Joe Byrne, CTO Advisor, Cisco AppDynamics

It has become almost clichéd within IT to talk about the ever-increasing speed of innovation. For several years, the overriding focus for organisations has been on delivering digital transformation as fast as possible to respond to changing customer needs and enable hybrid work. Applications have been at the heart of that transformation. Most recently, the move to modern application stacks and no-code and low-code platforms has enabled organisations in all sectors to increase release velocity and deliver new applications and digital services at speeds which were previously unimaginable.

However, accelerated innovation has come at a cost. IT teams find themselves consumed by soaring levels of complexity and overwhelming volumes of data which are being spawned every second by cloud-native technologies. Technologists are finding it almost impossible to manage application availability, performance and security within highly volatile and dynamic cloud native environments. And this is significantly increasing the chances of organisations suffering from disruption and downtime to their applications. Worryingly, the unrelenting pressure being felt in IT departments is also taking a more personal toll on technologists. In the latest research from Cisco AppDynamics, The Age of Application Observability, 79 per cent of global technologists claim that they are experiencing more stress and tension within their IT department because of the switch to hybrid environments, and this in turn is leading to growing numbers of technologists leaving their jobs.

Without doubt, there is now a widespread recognition that organisations need to find a more sustainable approach to innovation which prioritises not only application performance and security, but also the wellbeing and productivity of technologists.

Accelerated innovation has led to crippling levels of IT complexity

The new research finds that 49 per cent of new innovation initiatives are now being delivered with cloud native technologies, and this figure is expected to climb to 58 per cent by 2028. The reasons for this are quite clear – technologists believe that increased adoption of cloud native technologies will enable them to deliver applications at least four times faster than with traditional, on-premises technology. Given the extent to which innovation has already sped up since the outset of the pandemic, it is quite staggering to think that technologists still see this much room for further acceleration.

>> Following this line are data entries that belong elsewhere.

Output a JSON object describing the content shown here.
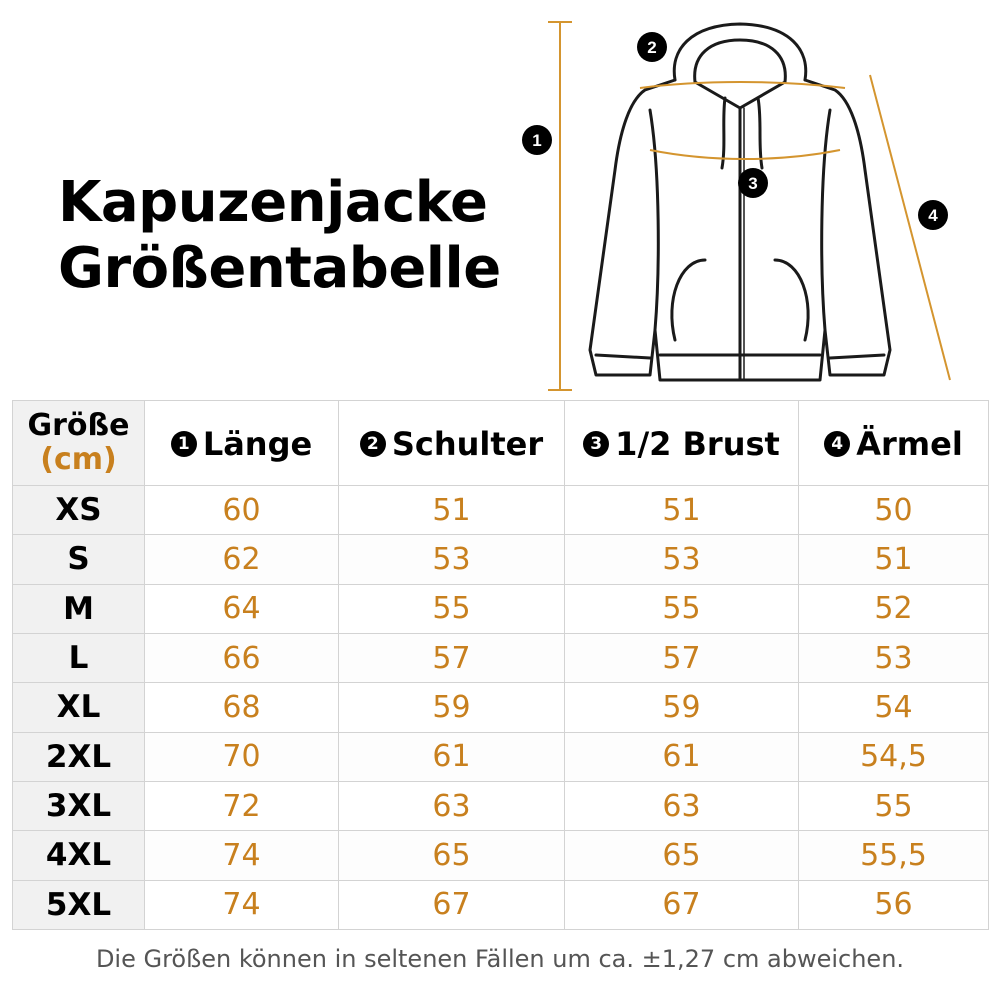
{
  "title": [
    "Kapuzenjacke",
    "Größentabelle"
  ],
  "illustration": {
    "markers": [
      "1",
      "2",
      "3",
      "4"
    ],
    "colors": {
      "outline": "#1a1a1a",
      "measure": "#d4952f",
      "marker": "#000000"
    }
  },
  "table": {
    "size_header": {
      "label": "Größe",
      "unit": "(cm)"
    },
    "columns": [
      {
        "marker": "1",
        "label": "Länge"
      },
      {
        "marker": "2",
        "label": "Schulter"
      },
      {
        "marker": "3",
        "label": "1/2 Brust"
      },
      {
        "marker": "4",
        "label": "Ärmel"
      }
    ],
    "rows": [
      {
        "size": "XS",
        "values": [
          "60",
          "51",
          "51",
          "50"
        ]
      },
      {
        "size": "S",
        "values": [
          "62",
          "53",
          "53",
          "51"
        ]
      },
      {
        "size": "M",
        "values": [
          "64",
          "55",
          "55",
          "52"
        ]
      },
      {
        "size": "L",
        "values": [
          "66",
          "57",
          "57",
          "53"
        ]
      },
      {
        "size": "XL",
        "values": [
          "68",
          "59",
          "59",
          "54"
        ]
      },
      {
        "size": "2XL",
        "values": [
          "70",
          "61",
          "61",
          "54,5"
        ]
      },
      {
        "size": "3XL",
        "values": [
          "72",
          "63",
          "63",
          "55"
        ]
      },
      {
        "size": "4XL",
        "values": [
          "74",
          "65",
          "65",
          "55,5"
        ]
      },
      {
        "size": "5XL",
        "values": [
          "74",
          "67",
          "67",
          "56"
        ]
      }
    ],
    "colors": {
      "value": "#c8801e",
      "size_column_bg": "#f1f1f1",
      "border": "#d3d3d3"
    }
  },
  "footnote": "Die Größen können in seltenen Fällen um ca. ±1,27 cm abweichen."
}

The problem is, however, that most IT teams are already buckling under the massive volumes of metrics, events, logs and traces (MELT) data which are coming at them from microservices and containers. They cannot cut through this data noise to identify and resolve application performance issues. And where organisations are operating hybrid environments, with application components running across cloud native and on-premises technologies, IT teams cannot get a clear line of sight up and down the application path. In fact, 78 per cent of technologists claim that the increased volume of data from multi-cloud and hybrid environments is making manual monitoring impossible. They are still relying on multiple monitoring tools and so do not have unified visibility across their hybrid applications to quickly pinpoint and troubleshoot issues.

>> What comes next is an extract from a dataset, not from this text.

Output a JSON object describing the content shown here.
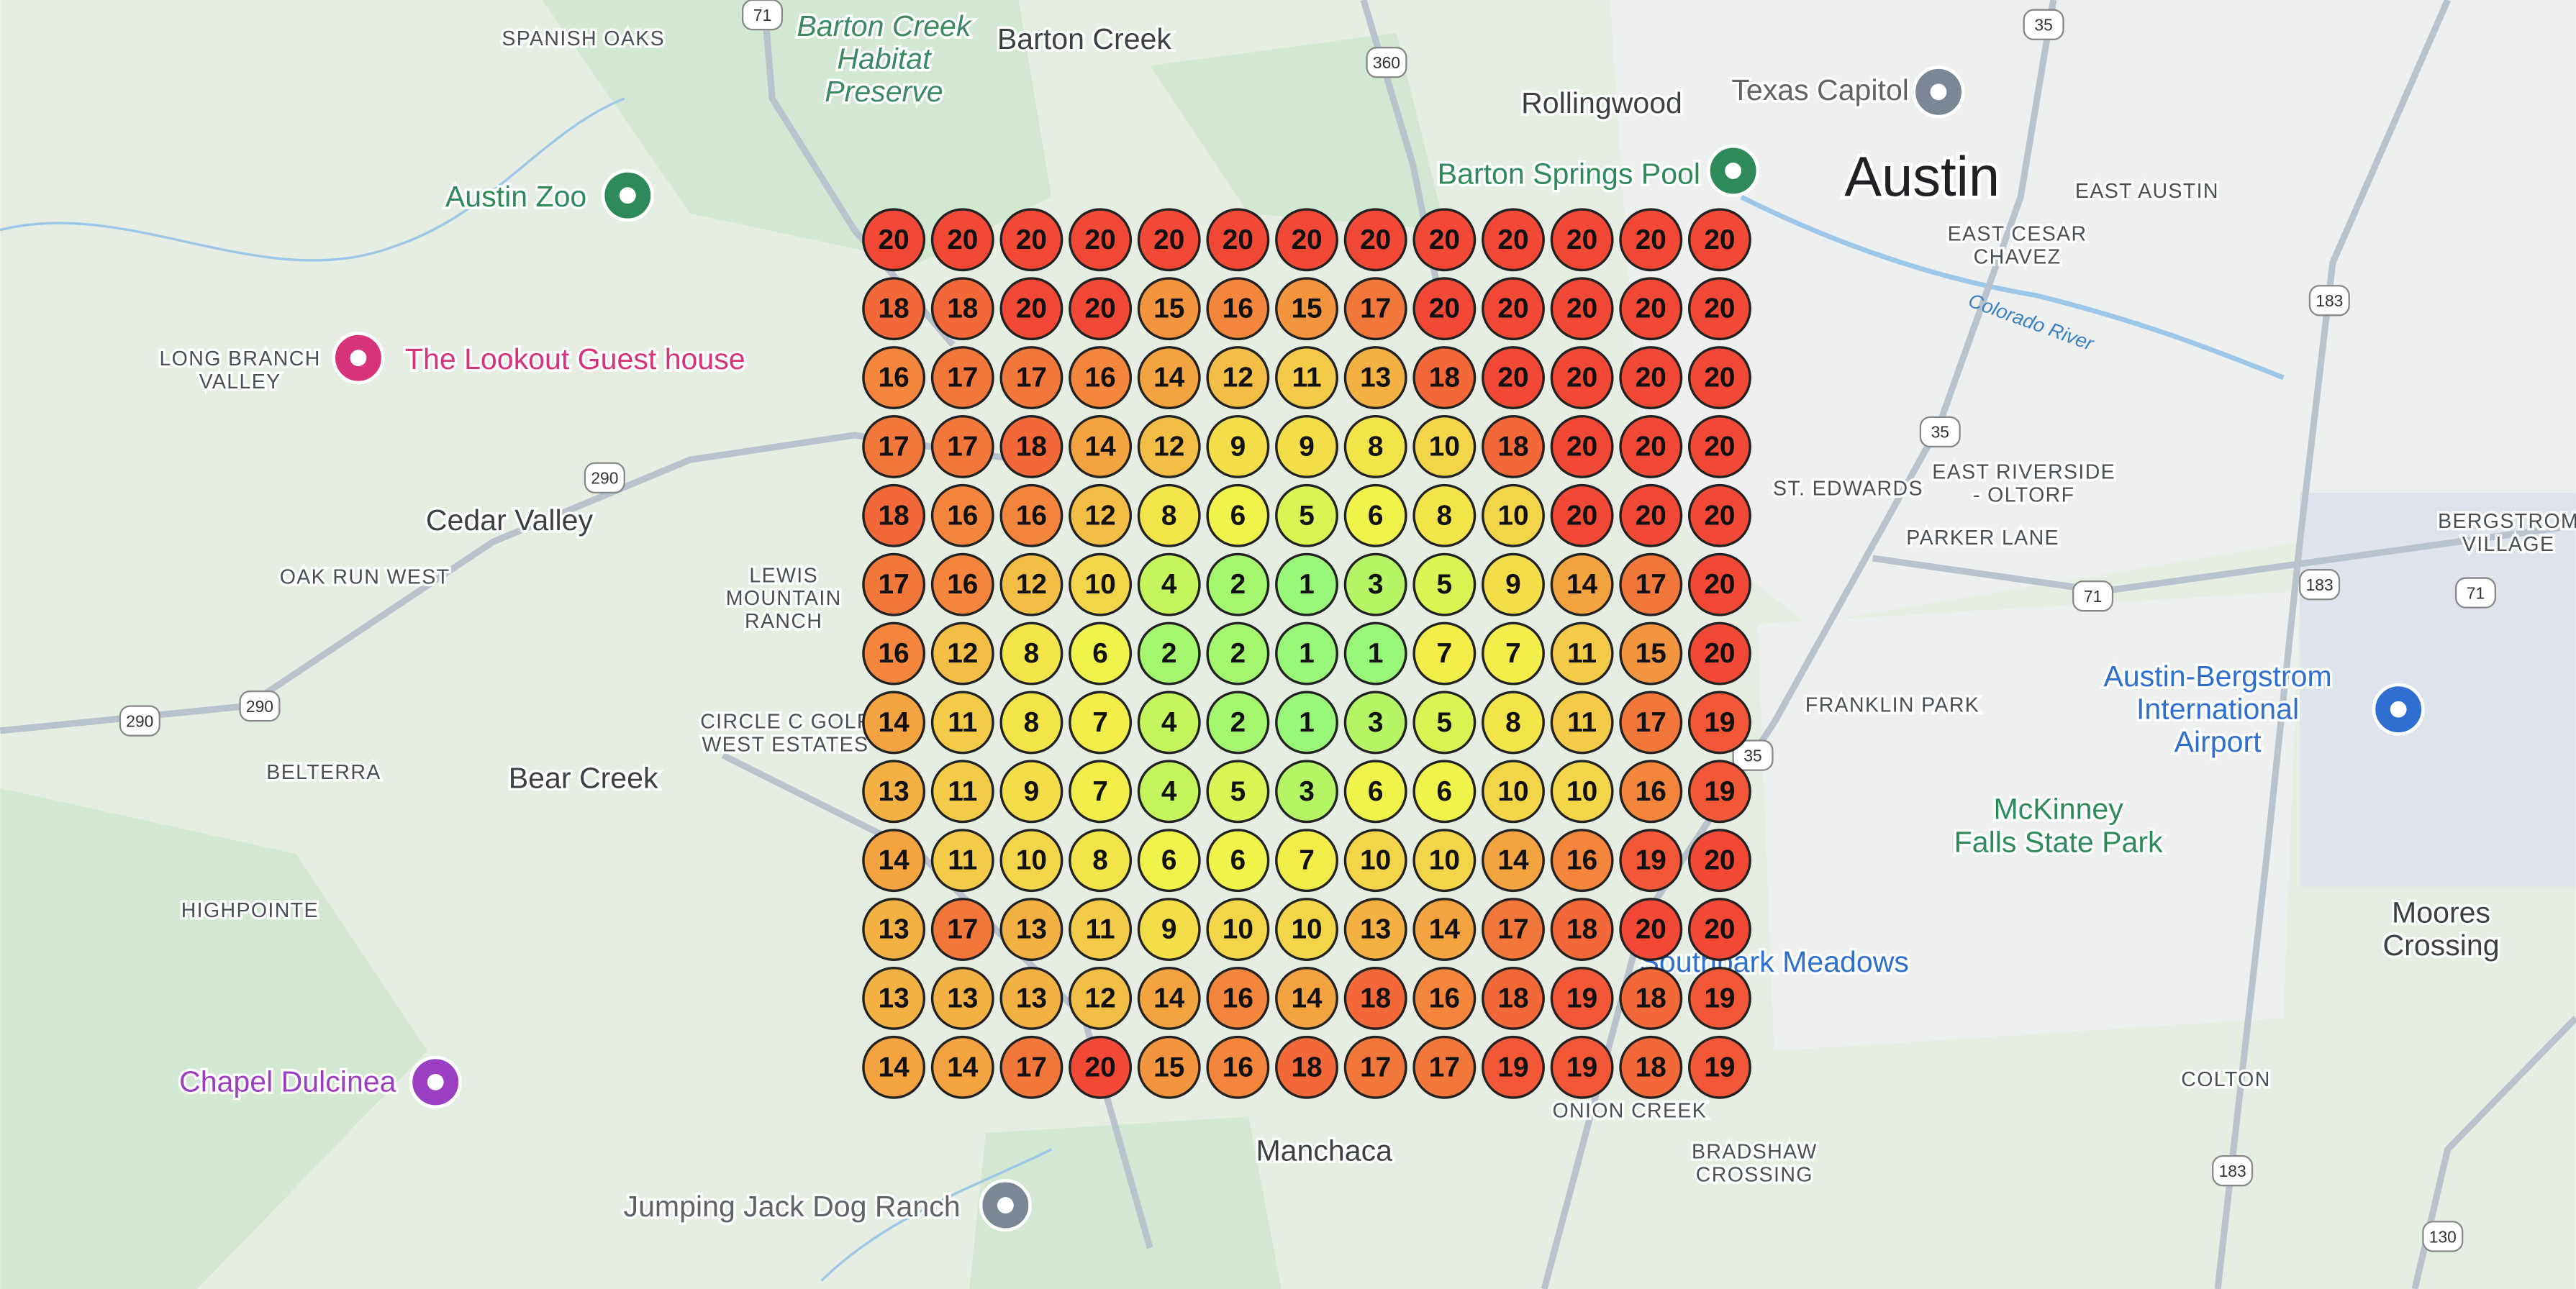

The result is growing concern amongst technologists that their current approach to innovation just is not sustainable. They have not got the tools, processes, structures, and skills required to deliver accelerated digital transformation while maintaining world-class application performance.

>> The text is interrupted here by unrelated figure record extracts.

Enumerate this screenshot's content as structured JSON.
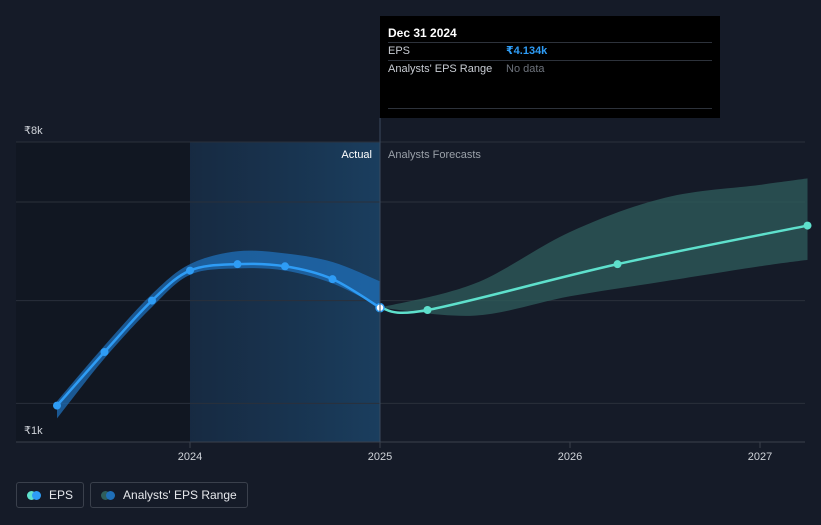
{
  "chart_data": {
    "type": "line",
    "y_tick_labels": [
      "₹8k",
      "₹1k"
    ],
    "x_tick_labels": [
      "2024",
      "2025",
      "2026",
      "2027"
    ],
    "region_labels": {
      "actual": "Actual",
      "forecast": "Analysts Forecasts"
    },
    "ylim": [
      1000,
      8000
    ],
    "series": [
      {
        "name": "EPS",
        "kind": "actual",
        "color": "#2e9cf5",
        "x": [
          2023.3,
          2023.55,
          2023.8,
          2024.0,
          2024.25,
          2024.5,
          2024.75,
          2025.0
        ],
        "values": [
          1850,
          3100,
          4300,
          5000,
          5150,
          5100,
          4800,
          4134
        ]
      },
      {
        "name": "EPS",
        "kind": "forecast",
        "color": "#5ee0cc",
        "x": [
          2025.0,
          2025.25,
          2026.25,
          2027.25
        ],
        "values": [
          4134,
          4080,
          5150,
          6050
        ]
      }
    ],
    "range_band": {
      "name": "Analysts' EPS Range",
      "actual": {
        "x": [
          2023.3,
          2023.55,
          2023.8,
          2024.0,
          2024.25,
          2024.5,
          2024.75,
          2025.0
        ],
        "high": [
          1950,
          3250,
          4450,
          5150,
          5450,
          5400,
          5200,
          4750
        ],
        "low": [
          1550,
          2950,
          4150,
          4900,
          5050,
          5000,
          4700,
          4150
        ]
      },
      "forecast": {
        "x": [
          2025.0,
          2025.5,
          2026.0,
          2026.5,
          2027.0,
          2027.25
        ],
        "high": [
          4134,
          4700,
          5900,
          6700,
          7000,
          7150
        ],
        "low": [
          4134,
          3950,
          4400,
          4750,
          5100,
          5250
        ]
      }
    },
    "grid": true,
    "legend_position": "bottom-left"
  },
  "tooltip": {
    "date": "Dec 31 2024",
    "eps_label": "EPS",
    "eps_value": "₹4.134k",
    "range_label": "Analysts' EPS Range",
    "range_value": "No data"
  },
  "legend": {
    "eps_label": "EPS",
    "range_label": "Analysts' EPS Range"
  },
  "colors": {
    "background": "#151b28",
    "eps_actual": "#2e9cf5",
    "eps_forecast": "#5ee0cc",
    "actual_band": "#1f6fb8",
    "forecast_band": "#2f5e5c"
  }
}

The shift to application observability is now vital to achieve innovation goals

More than anything else, technologists now point to application observability across multi-cloud and hybrid environments as important for their organisation to deliver accelerated and sustainable innovation. In fact, 85 per cent of technologists point to observability as a strategic priority for their organisation.

Application observability provides IT teams with unified visibility across both cloud native and on-premises environments, ingesting and combining vast volumes of telemetry data from cloud native environments and data from agent-based entities within on-premises applications. It enables technologists to access real-time insights into application availability and performance across their hybrid environments. Application observability allows IT teams to take a more proactive approach to managing their hybrid IT environment, integrating security into the application lifecycle from day one to develop more robust products. Technologists can access deeper insight into their applications, enabling them to detect issues, understand root causes and remediate far more quickly.

Interestingly, 81 per cent of technologists report that they are coming under increasing pressure to validate the impact of their cloud investments. Organisations are putting more scrutiny on their digital transformation budgets amid ongoing economic challenges. The worry is that if IT leaders cannot demonstrate the value that they are delivering then investments will decline, and the current pace of innovation will inevitably slow down.

However, application observability allows technologists to correlate IT data with real-time business transactions, so IT teams can measure, optimize and report on the impact of their innovation projects. This is vital to keep investment flowing. It is important to remember that the implementation of application observability solutions needs to be complemented by cultural and structural change. IT leaders need to break down silos between people, processes and data within the IT department, with technologists from all disciplines coming together to achieve shared goals around innovation and application performance.

Ultimately, application observability can enable IT teams to get away from constant firefighting and get back on the front foot – indeed, 88 per cent of technologists feel that observability will allow them to be more strategic and spend more time on innovation. For organisations, this statistic alone should be enough to convince them of the need for application observability. It is about arming their best technologists with the insights they need to innovate at speed, while ensuring applications are performing at an optimal level at all times. IT teams can regain control and deliver digital transformation on a sustainable basis for years to come.